PRISM: A Framework Harnessing Unsupervised Visual Representations and Textual Prompts for Explainable MACE Survival Prediction from Cardiac Cine MRI
Haoyang Su, Jin-Yi Xiang, Shaohao Rui, Yifan Gao, Xingyu Chen, Tingxuan Yin, Shaoting Zhang, Xiaosong Wang, Lian-Ming Wu
TL;DR
PRISM addresses MACE prediction by fusing unsupervised visual representations from non-contrast cine MRI with structured EHR data in a three-stage survival modeling framework. It combines motion-aware multi-view distillation (Stage I), prompt-guided cross-modal EHR alignment (Stage II), and CoxPH-based fusion for survival prediction (Stage III), with alignment losses ensuring semantic and structural coherence. The approach reveals three spatiotemporal imaging signatures—lateral wall dyssynchrony, inferior hypersensitivity, and anterior diastolic elevated focus—whose patterns map to coronary territories, and identifies hypertension, diabetes, and smoking as key EHR drivers via BiPromptSurv attribution.

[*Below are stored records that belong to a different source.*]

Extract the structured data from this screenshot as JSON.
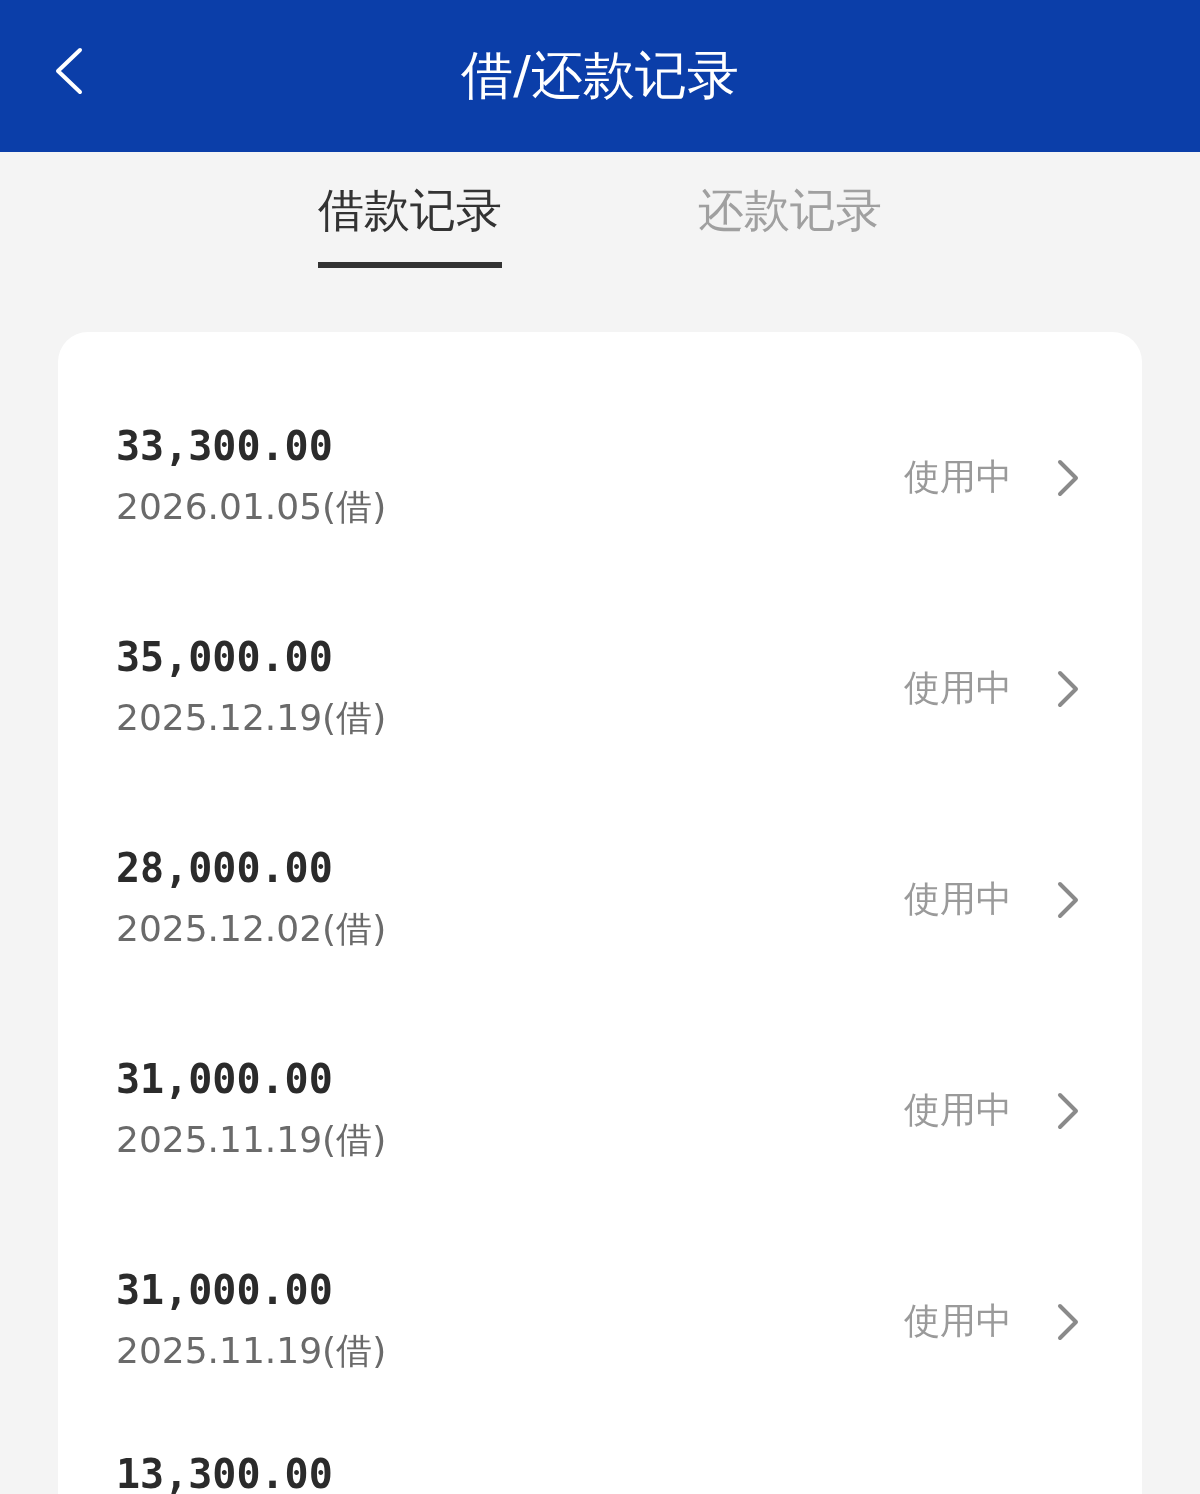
{
  "header": {
    "title": "借/还款记录"
  },
  "tabs": [
    {
      "label": "借款记录",
      "selected": true
    },
    {
      "label": "还款记录",
      "selected": false
    }
  ],
  "records": [
    {
      "amount": "33,300.00",
      "date": "2026.01.05(借)",
      "status": "使用中"
    },
    {
      "amount": "35,000.00",
      "date": "2025.12.19(借)",
      "status": "使用中"
    },
    {
      "amount": "28,000.00",
      "date": "2025.12.02(借)",
      "status": "使用中"
    },
    {
      "amount": "31,000.00",
      "date": "2025.11.19(借)",
      "status": "使用中"
    },
    {
      "amount": "31,000.00",
      "date": "2025.11.19(借)",
      "status": "使用中"
    },
    {
      "amount": "13,300.00"
    }
  ]
}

Across four independent cohorts under IECV, PRISM outperforms classical and SOTA baselines, demonstrating robust generalization and offering interpretable, annotation-free risk stratification for practical cardiovascular prognosis, with the survival model defined by $h(t|\mathbf{x}_{\mathrm{fused}}) = h_0(t) \exp\left(\sum_k \beta_k x_{\mathrm{fused}_k}\right)$.
Abstract
Accurate prediction of major adverse cardiac events (MACE) remains a central challenge in cardiovascular prognosis. We present PRISM (Prompt-guided Representation Integration for Survival Modeling), a self-supervised framework that integrates visual representations from non-contrast cardiac cine magnetic resonance imaging with structured electronic health records (EHRs) for survival analysis. PRISM extracts temporally synchronized imaging features through motion-aware multi-view distillation and modulates them using medically informed textual prompts to enable fine-grained risk prediction. Across four independent clinical cohorts, PRISM consistently surpasses classical survival prediction models and state-of-the-art (SOTA) deep learning baselines under internal and external validation. Further clinical findings demonstrate that the combined imaging and EHR representations derived from PRISM provide valuable insights into cardiac risk across diverse cohorts. Three distinct imaging signatures associated with elevated MACE risk are uncovered, including lateral wall dyssynchrony, inferior wall hypersensitivity, and anterior elevated focus during diastole. Prompt-guided attribution further identifies hypertension, diabetes, and smoking as dominant contributors among clinical and physiological EHR factors.